While Tonio listened, he thought about how this was exactly the thing that he'd wanted, to find his son, and how he had almost everything he wanted now, except that he, too, wanted to find his wife and go home, and he also wished he could hold his son's hand, the way he used to do when they crossed the busy streets in downtown Charleston. But Dewey had recently warned him against that, saying he was too old for it now. So they walked along with Dewey holding the pellet gun and Tonio holding the flashlight. He could see Dewey in the flashlight beam. His face was dirty and his hair was a mess and the sweater drooped from him comically and he had to constantly push up the sleeves, but his face and eyes looked sharper, with a new kind of calm and determination. Julia would be proud. Tonio had always been interested in Dewey thinking like a grown man, but it was Julia who had wanted him to conduct himself like one.
Soon they reached a place where the shaft forked, the path to the left angling off in a level track while the one to the right descended sharply.
“It's this way,” Tonio said.
“How do you know?” Dewey said.
“I just do.”
“Like you just know it,” Dewey said. “Like for no reason.”
“Right,” he said, and shrugged.
“I feel that way sometimes, too,” Dewey said. “Like I know things here. This is a weird place.”
Tonio nodded. “It is a very weird place.”
They had come upon a cave-in or an excavation, a pile of rocks knee-high and halfway across the path. They stopped and sat for a moment. Tonio set the flashlight carefully on the rocks. They had never had a language for their emotions. People remarked on the way they talked with each other, how each understood what the other meant, how each knew what the other would say.
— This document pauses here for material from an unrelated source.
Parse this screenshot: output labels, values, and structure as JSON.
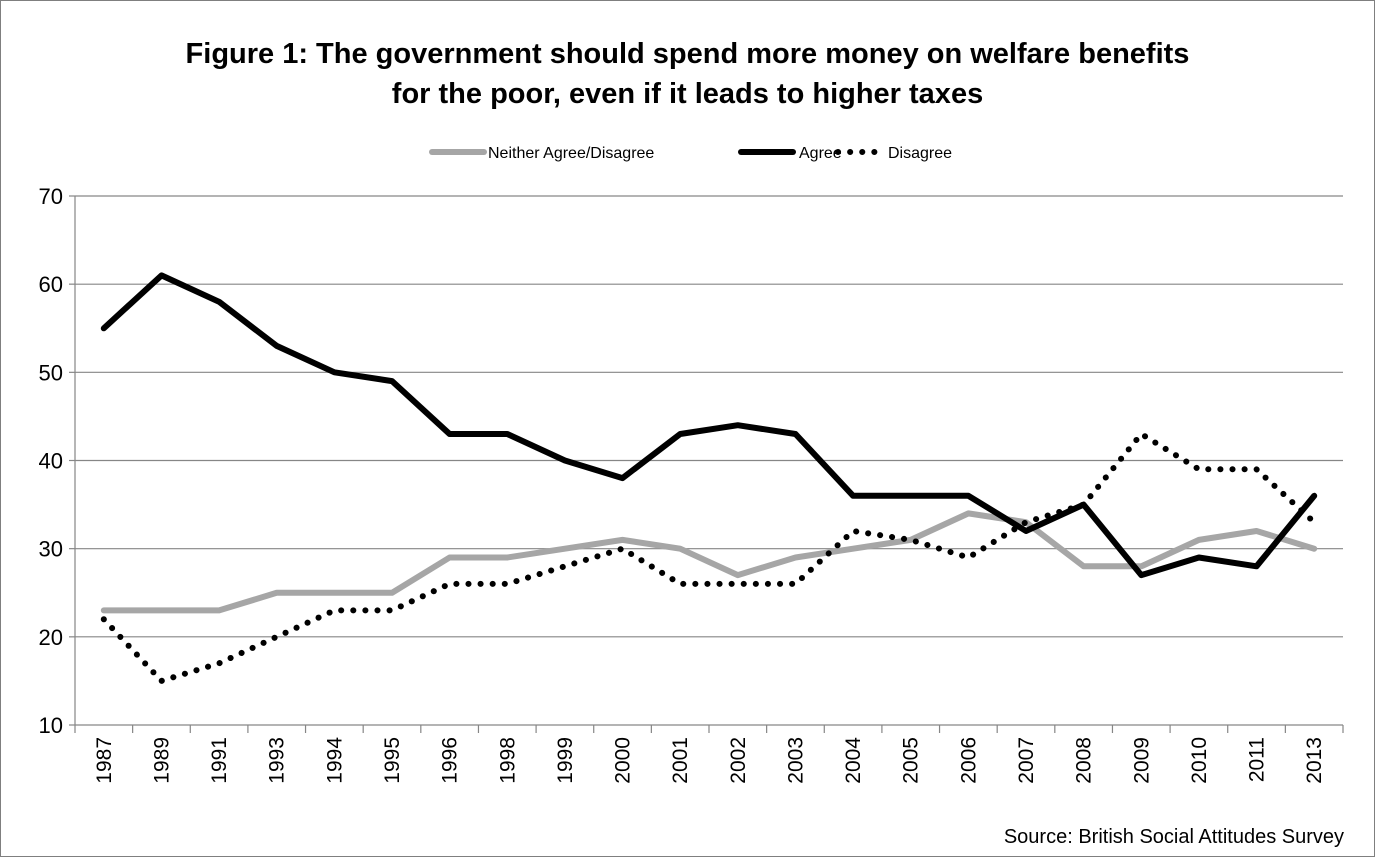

He had taught his son all he knew to teach, but he regretted now that one of the things he'd taught him might have been his own reticence. He wanted to talk now not about what he knew but what he felt.
“I'm sorry, Dewey,” he said. “I didn't know what was going to happen when I left the hotel.”
“I know,” Dewey said.
With a trembling hand, Tonio balanced the flashlight so it angled up toward Dewey's face.
Dewey drew back and held his hand in front of his eyes. “Stop, Dad,” he said. “What are you doing?”